For all the humor in his bit, Mulaney is right. It’s so much easier to just coast along and not do stuff that would tax the mind, body and spirit. It’s infinitely harder here where we live, where one part of the city can sometimes feel like it’s in a completely different time zone from another.
But the willingness to set aside the very real agony of picking yourself up to do anything with anybody means that you value relationships more than that momentary inconvenience. When you honor people with your presence—never mind that you’ll need to get through horrific traffic and shell out costly commute fares—you’re sending a message that they are important to you.
And in this age of instant hyperconnectivity—when all it takes to get in touch with someone is a few taps on a mobile phone—simply showing up for real and in person is, I believe, the best measure of commitment and friendship. There’s no excuse for not being there if that person really means that much to you. A busy schedule, work fatigue, insane traffic, no parking area, P400 Uber rides—if a friend chucks all that to be with you, that’s when you know you’ve got a friend for life.
Seeing your friends during momentous occasions like birthdays or weddings is great, but having them there on a regular Wednesday, making sure to catch each other up on what you’re doing now or what you’re up to next, is just as (if not more) gratifying.

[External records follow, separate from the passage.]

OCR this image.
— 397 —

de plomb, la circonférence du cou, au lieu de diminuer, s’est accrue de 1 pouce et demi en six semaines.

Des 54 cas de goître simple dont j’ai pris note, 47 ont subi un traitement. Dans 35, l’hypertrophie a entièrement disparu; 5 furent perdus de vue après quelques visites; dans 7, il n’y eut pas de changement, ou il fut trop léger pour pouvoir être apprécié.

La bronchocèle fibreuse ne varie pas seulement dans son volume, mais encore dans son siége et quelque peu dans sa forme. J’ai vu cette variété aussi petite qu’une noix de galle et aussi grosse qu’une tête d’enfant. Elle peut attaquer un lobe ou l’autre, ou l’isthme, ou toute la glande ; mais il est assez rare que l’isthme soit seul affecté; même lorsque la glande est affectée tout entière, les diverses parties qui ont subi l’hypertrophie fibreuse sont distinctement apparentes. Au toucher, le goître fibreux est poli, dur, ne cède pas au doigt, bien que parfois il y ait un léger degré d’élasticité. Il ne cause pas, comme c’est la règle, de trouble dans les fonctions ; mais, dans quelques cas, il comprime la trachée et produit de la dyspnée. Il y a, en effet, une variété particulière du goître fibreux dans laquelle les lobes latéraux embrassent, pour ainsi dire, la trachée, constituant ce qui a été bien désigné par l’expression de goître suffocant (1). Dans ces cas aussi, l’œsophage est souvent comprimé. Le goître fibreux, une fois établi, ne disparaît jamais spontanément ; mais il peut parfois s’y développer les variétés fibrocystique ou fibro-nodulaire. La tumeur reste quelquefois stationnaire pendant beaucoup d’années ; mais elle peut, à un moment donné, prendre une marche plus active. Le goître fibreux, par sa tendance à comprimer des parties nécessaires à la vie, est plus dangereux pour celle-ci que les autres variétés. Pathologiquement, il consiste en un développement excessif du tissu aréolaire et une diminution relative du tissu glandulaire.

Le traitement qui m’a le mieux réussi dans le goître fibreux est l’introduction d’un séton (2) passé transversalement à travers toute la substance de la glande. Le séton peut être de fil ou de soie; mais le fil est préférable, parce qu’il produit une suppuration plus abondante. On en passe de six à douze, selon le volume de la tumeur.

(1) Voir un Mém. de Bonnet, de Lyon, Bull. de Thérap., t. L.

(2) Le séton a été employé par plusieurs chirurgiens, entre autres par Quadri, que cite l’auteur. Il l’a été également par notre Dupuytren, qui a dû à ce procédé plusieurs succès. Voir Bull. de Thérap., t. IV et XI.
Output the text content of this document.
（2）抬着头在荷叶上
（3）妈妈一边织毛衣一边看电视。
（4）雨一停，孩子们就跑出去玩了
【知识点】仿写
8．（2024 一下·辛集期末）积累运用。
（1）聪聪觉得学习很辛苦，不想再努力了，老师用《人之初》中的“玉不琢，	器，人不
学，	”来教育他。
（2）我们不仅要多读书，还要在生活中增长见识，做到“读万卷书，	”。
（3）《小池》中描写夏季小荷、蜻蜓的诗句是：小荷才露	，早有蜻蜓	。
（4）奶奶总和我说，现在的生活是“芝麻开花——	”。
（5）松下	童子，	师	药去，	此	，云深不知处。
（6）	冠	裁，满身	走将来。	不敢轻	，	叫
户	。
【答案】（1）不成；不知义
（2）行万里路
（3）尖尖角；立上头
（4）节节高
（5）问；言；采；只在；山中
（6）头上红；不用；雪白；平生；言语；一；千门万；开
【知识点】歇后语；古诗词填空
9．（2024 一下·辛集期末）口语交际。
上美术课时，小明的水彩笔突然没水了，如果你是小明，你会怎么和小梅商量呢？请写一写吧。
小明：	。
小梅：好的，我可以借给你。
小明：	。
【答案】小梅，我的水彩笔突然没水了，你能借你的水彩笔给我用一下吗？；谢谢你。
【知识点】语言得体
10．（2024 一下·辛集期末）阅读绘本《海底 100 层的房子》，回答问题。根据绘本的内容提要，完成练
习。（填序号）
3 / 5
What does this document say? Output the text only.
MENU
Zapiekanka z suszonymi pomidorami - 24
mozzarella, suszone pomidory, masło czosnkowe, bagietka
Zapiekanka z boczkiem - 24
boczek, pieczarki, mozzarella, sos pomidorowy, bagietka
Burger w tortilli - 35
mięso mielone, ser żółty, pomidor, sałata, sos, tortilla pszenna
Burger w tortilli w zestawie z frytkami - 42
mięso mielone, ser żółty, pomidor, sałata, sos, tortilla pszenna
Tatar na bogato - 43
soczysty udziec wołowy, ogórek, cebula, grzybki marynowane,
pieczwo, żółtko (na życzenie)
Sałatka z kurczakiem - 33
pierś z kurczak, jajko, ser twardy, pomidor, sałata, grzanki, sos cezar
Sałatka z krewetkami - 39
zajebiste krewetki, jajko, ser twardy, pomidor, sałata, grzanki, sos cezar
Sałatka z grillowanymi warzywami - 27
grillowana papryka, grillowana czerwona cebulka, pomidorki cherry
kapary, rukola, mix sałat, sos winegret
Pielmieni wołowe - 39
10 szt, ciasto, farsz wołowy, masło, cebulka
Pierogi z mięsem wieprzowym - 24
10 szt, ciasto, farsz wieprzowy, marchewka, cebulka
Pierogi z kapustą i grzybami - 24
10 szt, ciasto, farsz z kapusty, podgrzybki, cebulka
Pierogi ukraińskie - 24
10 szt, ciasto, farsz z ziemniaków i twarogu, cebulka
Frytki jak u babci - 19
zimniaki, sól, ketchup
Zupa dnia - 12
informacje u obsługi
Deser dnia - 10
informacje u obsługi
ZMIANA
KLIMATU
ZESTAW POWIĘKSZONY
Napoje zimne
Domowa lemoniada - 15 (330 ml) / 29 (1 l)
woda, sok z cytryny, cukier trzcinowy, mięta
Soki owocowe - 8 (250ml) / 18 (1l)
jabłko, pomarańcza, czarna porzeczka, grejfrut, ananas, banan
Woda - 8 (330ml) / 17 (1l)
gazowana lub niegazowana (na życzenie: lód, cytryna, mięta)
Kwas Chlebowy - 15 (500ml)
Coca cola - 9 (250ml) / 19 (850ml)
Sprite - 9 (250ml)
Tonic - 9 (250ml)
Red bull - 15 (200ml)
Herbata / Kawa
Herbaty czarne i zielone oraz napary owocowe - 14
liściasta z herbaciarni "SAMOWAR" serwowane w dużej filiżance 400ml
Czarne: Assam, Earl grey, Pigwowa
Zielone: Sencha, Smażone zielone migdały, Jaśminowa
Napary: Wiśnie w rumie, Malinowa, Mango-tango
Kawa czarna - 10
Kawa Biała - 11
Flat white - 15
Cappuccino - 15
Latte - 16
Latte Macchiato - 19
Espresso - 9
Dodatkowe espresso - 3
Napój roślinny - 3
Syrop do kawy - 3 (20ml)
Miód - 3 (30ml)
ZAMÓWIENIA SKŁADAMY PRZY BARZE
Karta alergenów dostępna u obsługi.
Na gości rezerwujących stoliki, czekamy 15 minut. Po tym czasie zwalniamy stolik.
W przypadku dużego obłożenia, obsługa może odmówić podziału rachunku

And that’s my main takeaway this year. I get it—people are extremely busy. There’s lots going on in the world. Lots going on in their world, so it’s understandable when they say they can’t make it to a get-together or they cancel on you at the last minute. I just shrug it off, no big deal. But, interestingly, the people who are always there, who so readily carve out time off of their day and put in that extra effort to spend just a few hours with you, those are always the people in your closest circle of friends.
And so you reciprocate. I reciprocate. In the hierarchy of social commitments, they’re top priority, and being there for them whenever they need me is how I show my appreciation. If there’s any opportunity to see my friends, interact with them and basically just be there with them, I would take it—EDSA traffic, nonexistent parking spots and insanely priced Grab rides be damned.